At the July 9, 2008, oversight hearing of the Justice Department (DOJ) before the Senate Judiciary Committee, Attorney General Michael Mukasey indicated that the DOJ anticipates making several potentially significant changes to its policies contained in a DOJ memorandum governing federal investigations and prosecutions of companies (the McNulty Memo). The McNulty Memo (and predecessor memos) sets forth the DOJ's overall guidelines for making charging decisions in federal investigations of business organizations. The memo has been criticized for, among other things, encouraging the DOJ to take into account corporate privilege waivers, advancement of attorneys' fees, and the use of joint defense agreements when assessing whether a corporate defendant has cooperated in a government investigation. Senator Arlen Specter, Ranking Member of the Senate Judiciary Committee, proposed legislation in December 2006 to modify the McNulty Memo.

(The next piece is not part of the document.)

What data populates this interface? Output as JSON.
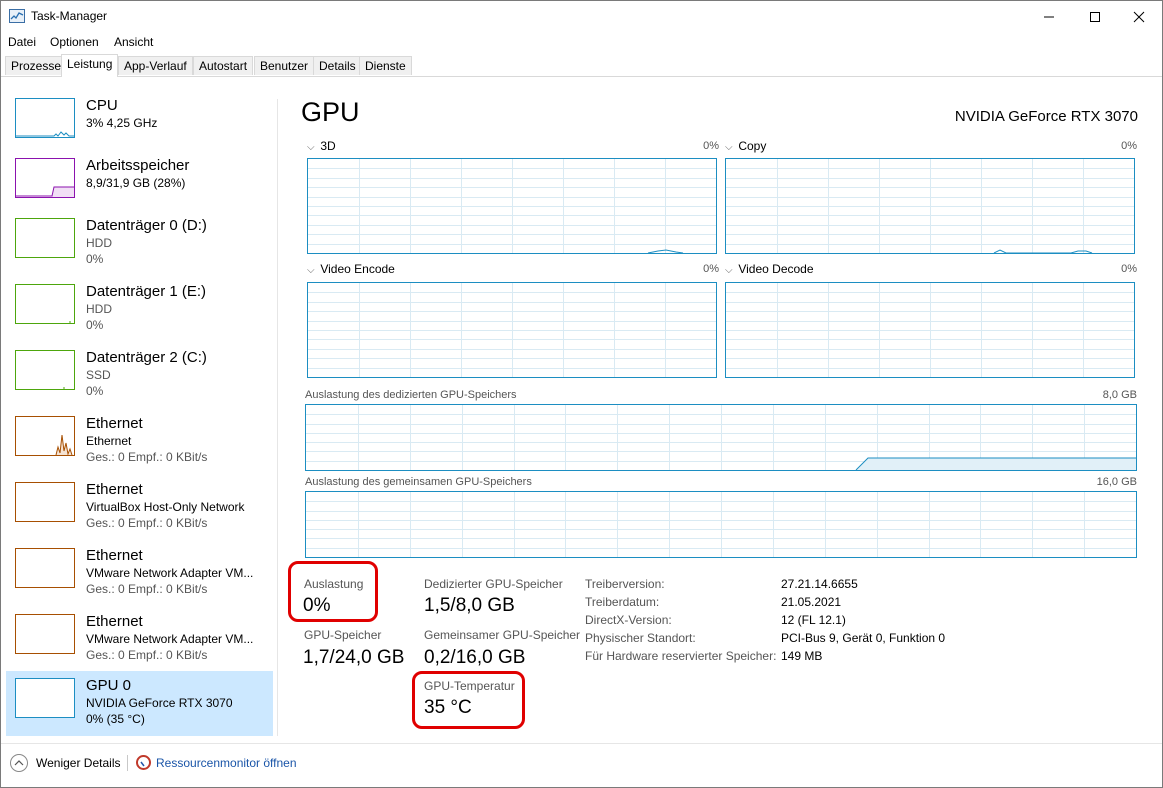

See our December 2006 alert, which discussed the McNulty Memorandum.
Attorney General Mukasey suggested in his testimony that guidelines in the McNulty Memo rewarding waiver of the attorney-client privilege in corporate fraud investigations may soon be replaced. "There's no such as thing as a memo that achieves perfection. . . . There are adjustments in the McNulty memo that can and will be made," Attorney General Mukasey said. "In particular, we will no longer measure cooperation by waiver of the attorney-client privilege." Attorney General Mukasey's statements came in response to a question from Senator Specter concerning the justification for coercing investigation targets to waive the attorney-client privilege.
In a letter dated July 9, 2008, Deputy Attorney General Mark Filip wrote to Senator Patrick Leahy, Chairman of the Judiciary Committee, and Senator Specter and outlined five revisions to the DOJ's policies that the DOJ "expect[s]" to make "in the next few weeks:"
- First, the measure of cooperation for corporations will be the extent to which the corporation makes timely disclosures of relevant facts. That, rather than whether the corporation waives the attorney-client privilege or work product protection, will be the "operative question."
- Second, federal prosecutors will not demand "non-factual" attorney work product or "core" attorney-client privileged communications as a condition for cooperation credit.
- Third, federal prosecutors will not consider payment of attorneys' fees on behalf of employees when evaluating the corporation's cooperation.
- Fourth, federal prosecutors will not consider whether the corporation has entered into a joint defense agreement when evaluating the corporation's cooperation.
- Finally, federal prosecutors will not consider whether employees have been retained or sanctioned when evaluating the corporation's cooperation, although how and whether the corporation disciplines "culpable" employees may impact evaluation of the corporation's compliance program and remedial measures.
Deputy Attorney General Filip also urged Senators Leahy and Specter to give the DOJ a reasonable amount of time to implement and evaluate these proposed changes before pursuing legislation.
Senator Specter replied to Deputy Attorney General Filip in a letter dated July 10, and expressed serious concerns over further delays in enacting legislation to address these issues. Citing previous promises by the DOJ to address them, subsequent delays in doing so, and the enormous costs imposed on individuals subjected to the policies contained in the McNulty Memo, Senator Specter wrote that it is "too much to ask for the legislative process to await a written revision of McNulty and then await a review of the implementation of a new memorandum for a 'reasonable amount of time' which could be very long."
In addition, Senator Specter complained that the revisions proposed in Deputy Attorney General Filip's letter remain "unsatisfactorily vague." He noted that, while the new principles state that cooperation will be measured by "disclosure of facts and evidence, not the waiver of privilege," those same facts and evidence may have been obtained with the expectation that they would be protected under the attorney-client privilege. Senator Specter also worried that exempting only the "non-factual attorney work product" ignores a large undefined area where factual and non-factual work product overlap. He also demanded further elaboration on the DOJ's past practices with respect to its evaluation of joint defense agreements and sanctions against employees when measuring cooperation.
Senator Specter's letter also noted that the proposed DOJ guidelines, unlike legislation, would not bind other federal agencies such as the SEC and IRS. Additionally, such guidelines would be subject to modification by future Attorneys General. Senator Specter concluded that his recommendation will be to proceed either through "some accommodation with the Administration on legislation or have Congress move ahead on its own." He asked for more explicit statements explaining the proposed new principles and for information regarding specific cases currently pending under the McNulty Memo guidelines (including the costs incurred by companies and individuals).
While the final outcome is still uncertain, it appears that there will be movement at the DOJ and/or through legislation to modify DOJ guidelines that have greatly concerned corporations and the lawyers who represent them. These changes likely will impact many of the strategic and tactical decisions made by companies and their counsel as they conduct internal investigations or respond to government subpoenas or other requests for information. We will update you as significant developments occur.